読書メモ。
前半は譜例も交えて、『オジーヴ』(1886)→『サラバンド』(1887)→『ジムノペディ』(1888)→『グノシエンヌ』(1889~91)と年を追っての作品の構造的な変遷をたどる。音楽学者かつ音楽評論家の著者だけあり、いちいち評言が気が利いていておもしろい。たとえば『オジーヴ』のスタイルについて、
「『オジーヴ』のスタイルは単旋聖歌 [グレゴリオ聖歌その他の単旋律聖歌を指す] の模倣ではない。模倣ではなくて、評釈なのである。」[p.21]
線的なポリフォニーであり、「厳密な幾何学」である、とする。つまり、静的な構築、いわば「建築」的である。対して一年後の『サラバンド』では、反対に「運動」が探求されている。完全和音に加えて、長七、短七、属九の和音が頻出し、「和声的な情感の自由さ」が感じられるが、作曲自体は「形式主義」的である。

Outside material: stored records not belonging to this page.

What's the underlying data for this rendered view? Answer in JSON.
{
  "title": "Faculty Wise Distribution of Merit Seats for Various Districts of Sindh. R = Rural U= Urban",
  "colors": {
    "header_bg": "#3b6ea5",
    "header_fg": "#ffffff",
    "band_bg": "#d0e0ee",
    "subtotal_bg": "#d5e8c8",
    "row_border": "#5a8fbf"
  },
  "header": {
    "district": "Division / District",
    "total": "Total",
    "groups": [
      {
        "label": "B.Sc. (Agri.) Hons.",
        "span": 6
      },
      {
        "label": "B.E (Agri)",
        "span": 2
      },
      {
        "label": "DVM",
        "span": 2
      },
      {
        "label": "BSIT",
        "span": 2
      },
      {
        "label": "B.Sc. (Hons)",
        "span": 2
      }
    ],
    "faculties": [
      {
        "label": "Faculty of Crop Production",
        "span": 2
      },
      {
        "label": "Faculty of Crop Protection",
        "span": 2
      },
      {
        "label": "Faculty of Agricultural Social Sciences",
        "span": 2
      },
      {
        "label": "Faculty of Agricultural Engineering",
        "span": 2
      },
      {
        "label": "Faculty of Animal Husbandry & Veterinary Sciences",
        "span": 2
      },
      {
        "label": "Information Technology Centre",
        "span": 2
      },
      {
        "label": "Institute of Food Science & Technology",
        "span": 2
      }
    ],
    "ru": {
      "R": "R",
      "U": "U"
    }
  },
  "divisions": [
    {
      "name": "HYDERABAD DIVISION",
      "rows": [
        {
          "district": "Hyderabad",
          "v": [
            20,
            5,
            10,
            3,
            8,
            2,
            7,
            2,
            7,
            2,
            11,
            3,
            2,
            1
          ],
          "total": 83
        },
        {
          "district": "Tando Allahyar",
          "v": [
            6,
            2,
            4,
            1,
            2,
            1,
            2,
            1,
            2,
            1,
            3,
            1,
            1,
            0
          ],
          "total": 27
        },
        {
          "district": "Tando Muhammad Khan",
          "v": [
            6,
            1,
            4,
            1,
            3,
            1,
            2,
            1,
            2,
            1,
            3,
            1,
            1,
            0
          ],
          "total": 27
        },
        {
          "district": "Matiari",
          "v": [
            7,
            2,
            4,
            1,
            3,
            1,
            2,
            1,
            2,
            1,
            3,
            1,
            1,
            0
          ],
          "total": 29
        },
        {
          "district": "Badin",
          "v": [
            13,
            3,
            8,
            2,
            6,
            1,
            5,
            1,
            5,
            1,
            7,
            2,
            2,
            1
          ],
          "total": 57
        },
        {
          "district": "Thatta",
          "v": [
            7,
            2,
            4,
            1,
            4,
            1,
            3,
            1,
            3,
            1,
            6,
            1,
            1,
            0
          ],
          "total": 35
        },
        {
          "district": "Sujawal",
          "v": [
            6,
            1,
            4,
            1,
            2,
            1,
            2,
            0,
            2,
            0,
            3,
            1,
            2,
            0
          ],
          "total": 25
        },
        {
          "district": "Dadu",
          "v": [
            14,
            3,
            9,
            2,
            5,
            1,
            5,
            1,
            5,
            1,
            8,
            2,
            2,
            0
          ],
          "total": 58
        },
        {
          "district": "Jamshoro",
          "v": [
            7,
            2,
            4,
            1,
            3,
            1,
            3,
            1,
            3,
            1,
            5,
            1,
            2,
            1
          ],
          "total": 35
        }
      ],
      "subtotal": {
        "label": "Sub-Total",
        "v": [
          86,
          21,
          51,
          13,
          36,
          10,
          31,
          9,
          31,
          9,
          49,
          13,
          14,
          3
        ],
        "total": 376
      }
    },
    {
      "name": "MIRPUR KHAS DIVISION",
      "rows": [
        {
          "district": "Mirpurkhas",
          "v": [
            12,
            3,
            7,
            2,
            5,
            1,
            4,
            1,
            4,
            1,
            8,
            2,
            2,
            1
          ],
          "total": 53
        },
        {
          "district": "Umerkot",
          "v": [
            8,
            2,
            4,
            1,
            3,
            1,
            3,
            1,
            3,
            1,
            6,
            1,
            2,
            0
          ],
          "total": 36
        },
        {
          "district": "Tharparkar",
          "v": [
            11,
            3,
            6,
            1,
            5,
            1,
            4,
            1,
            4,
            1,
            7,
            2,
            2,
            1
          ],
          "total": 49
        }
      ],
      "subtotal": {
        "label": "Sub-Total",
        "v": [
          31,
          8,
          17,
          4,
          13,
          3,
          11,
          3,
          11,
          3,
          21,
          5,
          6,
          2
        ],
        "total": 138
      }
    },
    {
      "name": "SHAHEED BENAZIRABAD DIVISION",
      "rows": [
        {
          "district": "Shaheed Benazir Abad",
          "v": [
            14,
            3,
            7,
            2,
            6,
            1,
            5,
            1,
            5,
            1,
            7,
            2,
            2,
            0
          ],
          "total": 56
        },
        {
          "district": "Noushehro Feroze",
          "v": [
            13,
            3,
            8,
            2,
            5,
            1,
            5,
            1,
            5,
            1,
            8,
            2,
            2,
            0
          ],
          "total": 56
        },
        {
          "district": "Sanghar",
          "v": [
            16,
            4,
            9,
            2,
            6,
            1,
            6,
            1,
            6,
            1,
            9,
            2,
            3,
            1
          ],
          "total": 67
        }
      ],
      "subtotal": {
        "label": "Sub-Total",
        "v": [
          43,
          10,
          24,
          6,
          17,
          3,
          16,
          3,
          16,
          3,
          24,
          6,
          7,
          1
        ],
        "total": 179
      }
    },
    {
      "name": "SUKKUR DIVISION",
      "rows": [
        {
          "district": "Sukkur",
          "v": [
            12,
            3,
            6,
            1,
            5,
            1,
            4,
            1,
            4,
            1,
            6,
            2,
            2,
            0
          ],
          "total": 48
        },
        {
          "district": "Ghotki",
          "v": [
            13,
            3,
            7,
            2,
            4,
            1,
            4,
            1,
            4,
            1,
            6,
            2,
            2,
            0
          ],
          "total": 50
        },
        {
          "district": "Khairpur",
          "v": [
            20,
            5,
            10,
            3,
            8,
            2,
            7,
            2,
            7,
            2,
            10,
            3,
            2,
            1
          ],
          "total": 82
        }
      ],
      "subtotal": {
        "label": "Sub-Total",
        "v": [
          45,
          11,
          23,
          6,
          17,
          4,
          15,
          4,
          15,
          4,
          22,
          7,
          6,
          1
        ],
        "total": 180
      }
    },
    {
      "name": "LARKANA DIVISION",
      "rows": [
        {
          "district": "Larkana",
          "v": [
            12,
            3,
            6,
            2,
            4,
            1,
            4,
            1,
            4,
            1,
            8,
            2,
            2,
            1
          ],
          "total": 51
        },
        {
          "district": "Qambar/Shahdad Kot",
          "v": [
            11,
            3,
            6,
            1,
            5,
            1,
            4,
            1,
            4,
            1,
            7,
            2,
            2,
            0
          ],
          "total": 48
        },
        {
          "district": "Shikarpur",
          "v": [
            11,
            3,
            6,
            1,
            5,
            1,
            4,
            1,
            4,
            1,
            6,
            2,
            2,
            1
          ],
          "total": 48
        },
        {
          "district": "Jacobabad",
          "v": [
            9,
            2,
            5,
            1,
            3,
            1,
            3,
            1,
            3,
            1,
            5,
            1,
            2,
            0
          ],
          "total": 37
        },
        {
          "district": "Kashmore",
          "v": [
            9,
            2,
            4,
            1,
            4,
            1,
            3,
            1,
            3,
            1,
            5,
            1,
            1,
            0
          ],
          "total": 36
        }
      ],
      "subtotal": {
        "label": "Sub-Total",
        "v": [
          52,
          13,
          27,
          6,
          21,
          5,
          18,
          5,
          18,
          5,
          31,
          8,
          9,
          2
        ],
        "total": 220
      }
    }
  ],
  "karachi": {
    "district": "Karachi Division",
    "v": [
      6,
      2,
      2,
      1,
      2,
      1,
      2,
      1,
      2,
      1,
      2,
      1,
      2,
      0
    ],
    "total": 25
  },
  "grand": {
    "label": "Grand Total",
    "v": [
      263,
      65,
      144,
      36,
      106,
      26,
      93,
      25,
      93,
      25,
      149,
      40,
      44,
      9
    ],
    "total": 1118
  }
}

『ジムノペディ』では、それまでの自身の作品を規定していた「厳密な垂直性」に対して、「旋律によって打ち立てられる調性の感覚」[p.29] を形式の主調とする。そして『グノシエンヌ』では、瞑想的な反復のリズムと、古風なほとんど即興演奏のような構成感の薄さを持つ旋法的表現によって、特異な情感を表している。著者は1889年にサティが見たルーマニアの器楽合奏団からの影響も指摘する。
「小節線はない。たとえあったとしても、それは低音部の厳密に等しいリズムをただいたずらに確認するにすぎないだろう。下部構造は短三和音でがっちりと組まれているが、旋律は一見即興風で、順次進行的な足踏みを経て、変化音を含む跳躍進行的な音程のおずおずした探究に至る。増2度や減5度の多様、装飾的な胸を抉るようなメロディ、すこしもピアノ曲らしくない転過音の使用(声楽かヴァイオリンのポルタンドを不器用にピアノに当て嵌めたようにみえる)がこの異様な作品にどことなく「東洋的な」性格を与えている。」[p.31]

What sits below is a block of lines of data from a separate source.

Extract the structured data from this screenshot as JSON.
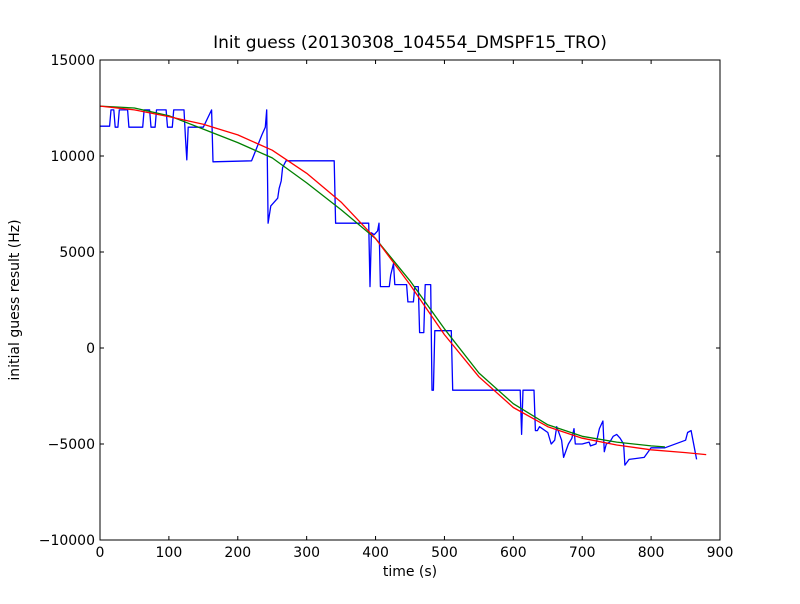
{
  "chart_data": {
    "type": "line",
    "title": "Init guess (20130308_104554_DMSPF15_TRO)",
    "xlabel": "time (s)",
    "ylabel": "initial guess result (Hz)",
    "xlim": [
      0,
      900
    ],
    "ylim": [
      -10000,
      15000
    ],
    "x_ticks": [
      0,
      100,
      200,
      300,
      400,
      500,
      600,
      700,
      800,
      900
    ],
    "y_ticks": [
      -10000,
      -5000,
      0,
      5000,
      10000,
      15000
    ],
    "x_tick_labels": [
      "0",
      "100",
      "200",
      "300",
      "400",
      "500",
      "600",
      "700",
      "800",
      "900"
    ],
    "y_tick_labels": [
      "−10000",
      "−5000",
      "0",
      "5000",
      "10000",
      "15000"
    ],
    "grid": false,
    "legend": "none",
    "series": [
      {
        "color": "#0000ff",
        "style": "raw",
        "points": [
          [
            0,
            11550
          ],
          [
            14,
            11550
          ],
          [
            16,
            12400
          ],
          [
            20,
            12400
          ],
          [
            22,
            11500
          ],
          [
            26,
            11500
          ],
          [
            28,
            12400
          ],
          [
            40,
            12400
          ],
          [
            42,
            11500
          ],
          [
            62,
            11500
          ],
          [
            64,
            12400
          ],
          [
            72,
            12400
          ],
          [
            74,
            11500
          ],
          [
            80,
            11500
          ],
          [
            82,
            12400
          ],
          [
            96,
            12400
          ],
          [
            98,
            11500
          ],
          [
            105,
            11500
          ],
          [
            107,
            12400
          ],
          [
            122,
            12400
          ],
          [
            124,
            11000
          ],
          [
            126,
            9800
          ],
          [
            128,
            11500
          ],
          [
            150,
            11500
          ],
          [
            162,
            12400
          ],
          [
            164,
            9700
          ],
          [
            220,
            9750
          ],
          [
            225,
            10200
          ],
          [
            235,
            11100
          ],
          [
            240,
            11500
          ],
          [
            242,
            12400
          ],
          [
            244,
            6500
          ],
          [
            248,
            7400
          ],
          [
            258,
            7800
          ],
          [
            260,
            8300
          ],
          [
            263,
            8700
          ],
          [
            265,
            9400
          ],
          [
            270,
            9750
          ],
          [
            340,
            9750
          ],
          [
            342,
            6500
          ],
          [
            390,
            6500
          ],
          [
            392,
            3200
          ],
          [
            394,
            6000
          ],
          [
            398,
            5900
          ],
          [
            403,
            6100
          ],
          [
            405,
            6500
          ],
          [
            407,
            3200
          ],
          [
            420,
            3200
          ],
          [
            422,
            3800
          ],
          [
            426,
            4400
          ],
          [
            428,
            3300
          ],
          [
            445,
            3300
          ],
          [
            447,
            2400
          ],
          [
            455,
            2400
          ],
          [
            457,
            3200
          ],
          [
            462,
            3200
          ],
          [
            464,
            800
          ],
          [
            470,
            800
          ],
          [
            472,
            3300
          ],
          [
            480,
            3300
          ],
          [
            482,
            -2200
          ],
          [
            484,
            -2200
          ],
          [
            486,
            900
          ],
          [
            510,
            900
          ],
          [
            512,
            -2200
          ],
          [
            610,
            -2200
          ],
          [
            612,
            -4500
          ],
          [
            614,
            -2200
          ],
          [
            630,
            -2200
          ],
          [
            632,
            -4300
          ],
          [
            635,
            -4300
          ],
          [
            638,
            -4100
          ],
          [
            650,
            -4400
          ],
          [
            655,
            -5000
          ],
          [
            660,
            -4800
          ],
          [
            663,
            -4100
          ],
          [
            670,
            -4800
          ],
          [
            673,
            -5700
          ],
          [
            680,
            -5000
          ],
          [
            685,
            -4700
          ],
          [
            688,
            -4200
          ],
          [
            690,
            -5000
          ],
          [
            700,
            -5000
          ],
          [
            710,
            -4900
          ],
          [
            712,
            -5100
          ],
          [
            720,
            -5000
          ],
          [
            725,
            -4200
          ],
          [
            730,
            -3800
          ],
          [
            732,
            -5400
          ],
          [
            735,
            -5000
          ],
          [
            740,
            -4900
          ],
          [
            745,
            -4600
          ],
          [
            750,
            -4500
          ],
          [
            755,
            -4700
          ],
          [
            760,
            -5000
          ],
          [
            762,
            -6100
          ],
          [
            768,
            -5800
          ],
          [
            790,
            -5700
          ],
          [
            800,
            -5200
          ],
          [
            820,
            -5200
          ],
          [
            850,
            -4800
          ],
          [
            853,
            -4400
          ],
          [
            858,
            -4300
          ],
          [
            866,
            -5800
          ]
        ]
      },
      {
        "color": "#008000",
        "style": "fit",
        "points": [
          [
            0,
            12600
          ],
          [
            50,
            12500
          ],
          [
            100,
            12100
          ],
          [
            150,
            11400
          ],
          [
            200,
            10700
          ],
          [
            250,
            9900
          ],
          [
            300,
            8600
          ],
          [
            350,
            7200
          ],
          [
            400,
            5700
          ],
          [
            450,
            3500
          ],
          [
            500,
            1000
          ],
          [
            550,
            -1300
          ],
          [
            600,
            -2900
          ],
          [
            650,
            -4000
          ],
          [
            700,
            -4600
          ],
          [
            750,
            -4900
          ],
          [
            800,
            -5100
          ],
          [
            820,
            -5150
          ]
        ]
      },
      {
        "color": "#ff0000",
        "style": "fit",
        "points": [
          [
            0,
            12600
          ],
          [
            50,
            12400
          ],
          [
            100,
            12050
          ],
          [
            150,
            11650
          ],
          [
            200,
            11100
          ],
          [
            250,
            10300
          ],
          [
            300,
            9100
          ],
          [
            350,
            7600
          ],
          [
            400,
            5700
          ],
          [
            450,
            3300
          ],
          [
            500,
            700
          ],
          [
            550,
            -1500
          ],
          [
            600,
            -3100
          ],
          [
            650,
            -4100
          ],
          [
            700,
            -4700
          ],
          [
            750,
            -5050
          ],
          [
            800,
            -5300
          ],
          [
            850,
            -5450
          ],
          [
            880,
            -5550
          ]
        ]
      }
    ]
  }
}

その後のサティの生涯は、世間の毀誉褒貶にさらされながら、ドビュッシーとの愛憎なかばする複雑な仲やコクトーとの関係などに彩られてなんとなく騒がしい。
1917年に『ソクラテス』という「オーケストラ伴奏付きの歌曲」を創作する。「話し言葉のアーティキュレーションで抒情的な朗読にリズムを付け」、語りと歌を一致させるという声楽の書法を試みている。つまり、「あまり拡がりのない旋律的音程はテキストのアーティキュレーションに、韻律法はテキストの旋律的リズムに則っている。句の切れ目ごとに、和声が緩み、声が湾曲する。……文章の句読点のそれぞれにカデンツと叙唱の区切りが対応している。」[p.137] 声はテキストの「しもべ」であり、楽器は声の背後に整列する。表現性やイメージ喚起性はむしろ抑制され、ソクラテスに仮託された禁欲的生のイメージが表現されている。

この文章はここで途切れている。